Progrès technique, productivité et changements structurels

Sommaire

L'émergence d'une économie fondée sur le savoir
L'évolution générale de la croissance et de la productivité
La diffusion de la technologie

L'émergence d'une économie fondée sur le savoir

(...) La technologie a joué un rôle déterminant dans l'évolution structurelle à long terme des économies de marché, au même titre que les échanges internationaux et l'ouverture des marchés. Les écarts entre les rythmes du progrès technique des différents secteurs ont suscité d'importantes divergences dans les évolutions sectorielles de la croissance, des prix et de la qualité, d'où des transformations structurelles incessantes dans la demande et l'offre de produits anciens et nouveaux. Les transferts d'emplois observés, d'abord entre l'agriculture et les industries manufacturières, puis entre ces dernières et les services sont une manifestation particulièrement frappante de ce phénomène.

La théorie de la croissance a toujours reconnu le rôle du progrès technique. En son absence, il ne saurait y avoir d'accumulation durable du capital - par suite de la diminution de sa productivité marginale - et, à l'équilibre, le taux de croissance de la production par habitant tendrait vers zéro. C'est l'invention de nouvelles machines et de nouveaux biens intermédiaires qui ouvre des possibilités d'investissement. Il n'en reste pas moins que si l'incorporation de la technologie dans le capital physique est une notion comprise depuis bien longtemps, ce n'est que depuis peu qu'est également reconnue son incorporation dans le capital humain.
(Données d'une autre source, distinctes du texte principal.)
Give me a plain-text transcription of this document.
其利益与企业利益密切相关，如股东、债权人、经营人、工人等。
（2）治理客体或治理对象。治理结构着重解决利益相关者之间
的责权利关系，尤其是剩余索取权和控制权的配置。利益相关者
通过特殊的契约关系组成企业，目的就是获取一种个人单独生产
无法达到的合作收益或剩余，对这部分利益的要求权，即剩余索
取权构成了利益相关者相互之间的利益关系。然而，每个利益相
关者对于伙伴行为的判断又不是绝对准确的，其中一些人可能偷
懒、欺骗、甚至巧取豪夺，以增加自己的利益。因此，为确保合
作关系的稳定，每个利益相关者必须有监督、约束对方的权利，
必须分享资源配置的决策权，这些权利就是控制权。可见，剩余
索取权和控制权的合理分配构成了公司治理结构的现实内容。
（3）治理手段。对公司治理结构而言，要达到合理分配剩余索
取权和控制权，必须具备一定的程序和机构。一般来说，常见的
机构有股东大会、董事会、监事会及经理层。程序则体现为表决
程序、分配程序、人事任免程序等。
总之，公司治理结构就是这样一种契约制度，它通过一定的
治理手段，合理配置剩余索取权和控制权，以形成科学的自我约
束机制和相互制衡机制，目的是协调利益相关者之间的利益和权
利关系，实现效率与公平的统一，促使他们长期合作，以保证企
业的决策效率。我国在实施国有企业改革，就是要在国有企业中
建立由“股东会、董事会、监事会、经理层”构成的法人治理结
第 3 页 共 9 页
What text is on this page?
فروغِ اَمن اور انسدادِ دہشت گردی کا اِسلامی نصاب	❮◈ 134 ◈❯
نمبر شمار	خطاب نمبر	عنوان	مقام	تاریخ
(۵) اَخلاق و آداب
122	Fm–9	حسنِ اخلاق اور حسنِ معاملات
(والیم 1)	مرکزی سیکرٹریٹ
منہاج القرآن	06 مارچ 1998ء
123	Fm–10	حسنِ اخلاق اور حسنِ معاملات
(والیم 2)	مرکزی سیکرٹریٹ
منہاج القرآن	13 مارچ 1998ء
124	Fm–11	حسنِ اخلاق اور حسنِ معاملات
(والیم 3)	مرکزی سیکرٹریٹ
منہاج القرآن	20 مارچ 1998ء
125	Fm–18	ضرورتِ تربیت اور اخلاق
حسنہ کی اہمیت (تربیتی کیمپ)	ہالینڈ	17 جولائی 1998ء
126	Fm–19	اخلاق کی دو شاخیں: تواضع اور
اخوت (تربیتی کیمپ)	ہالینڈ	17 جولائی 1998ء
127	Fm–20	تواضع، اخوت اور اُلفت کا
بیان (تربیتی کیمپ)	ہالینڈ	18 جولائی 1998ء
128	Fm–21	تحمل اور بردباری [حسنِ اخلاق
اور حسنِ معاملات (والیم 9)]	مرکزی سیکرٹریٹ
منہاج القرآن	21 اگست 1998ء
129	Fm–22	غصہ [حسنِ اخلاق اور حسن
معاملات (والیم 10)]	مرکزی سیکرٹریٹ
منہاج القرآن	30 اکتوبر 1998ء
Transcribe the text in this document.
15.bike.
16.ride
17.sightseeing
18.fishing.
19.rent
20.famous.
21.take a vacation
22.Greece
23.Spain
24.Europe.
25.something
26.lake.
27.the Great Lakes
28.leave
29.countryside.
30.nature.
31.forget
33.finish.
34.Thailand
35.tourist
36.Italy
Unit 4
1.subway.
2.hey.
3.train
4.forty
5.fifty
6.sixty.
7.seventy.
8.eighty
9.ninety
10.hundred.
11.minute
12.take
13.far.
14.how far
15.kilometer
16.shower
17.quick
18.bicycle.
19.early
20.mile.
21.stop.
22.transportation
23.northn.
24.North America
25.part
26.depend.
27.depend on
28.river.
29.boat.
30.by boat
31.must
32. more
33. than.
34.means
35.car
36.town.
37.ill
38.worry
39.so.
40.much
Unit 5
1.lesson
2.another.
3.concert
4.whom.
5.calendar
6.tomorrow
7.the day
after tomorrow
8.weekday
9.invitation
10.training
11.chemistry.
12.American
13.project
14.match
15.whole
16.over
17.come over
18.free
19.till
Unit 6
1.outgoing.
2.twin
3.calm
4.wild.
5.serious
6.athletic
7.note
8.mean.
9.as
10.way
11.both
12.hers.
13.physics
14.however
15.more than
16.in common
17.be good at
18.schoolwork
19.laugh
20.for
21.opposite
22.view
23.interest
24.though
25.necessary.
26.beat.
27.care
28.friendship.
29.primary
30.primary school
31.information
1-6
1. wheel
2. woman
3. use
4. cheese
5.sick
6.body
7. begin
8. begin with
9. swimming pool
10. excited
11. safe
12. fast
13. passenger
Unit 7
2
Il ne fait cependant guère de doute que les compétences humaines sont indispensables à l'utilisation, l'adaptation et l'entretien des nouvelles technologies incorporées dans le capital physique. Le capital humain et la technologie sont deux facettes du même phénomène, deux aspects indissociables de l'accumulation de connaissances.

De nos jours, le savoir sous toutes ses formes joue un rôle capital dans le fonctionnement de l'économie. Les nations qui exploitent et gèrent efficacement leur capital de connaissances sont celles qui affichent les meilleures performances. Les entreprises qui possèdent plus de connaissances obtiennent systématiquement de meilleurs résultats. Les personnes les plus instruites s'adjugent les emplois les mieux rémunérés. Ce rôle stratégique du savoir explique l'accroissement de l'investissement dans la recherche et le développement (R & D), dans la formation et l'enseignement, ainsi que des autres investissements immatériels qui, dans la plupart des pays, se sont développés plus rapidement que les investissements dans le capital physique au cours des dernières décennies. Dans leur action, les pouvoirs publics doivent donc mettre l'accent sur le renforcement de la capacité d'innovation, de création et d'utilisation des connaissances de nos économies. Le changement technique résulte des efforts d'innovation, notamment des investissements immatériels, tels que la R & D, et ouvre des opportunités d'investissement ultérieur dans les capacités de production. C'est pourquoi, à terme, il est générateur d'emplois et d'accroissement des revenus. L'une des tâches essentielles des pouvoirs publics est de mettre en place des conditions qui incitent les entreprises à engager les investissements et les efforts d'innovation indispensables à la poursuite du progrès technique.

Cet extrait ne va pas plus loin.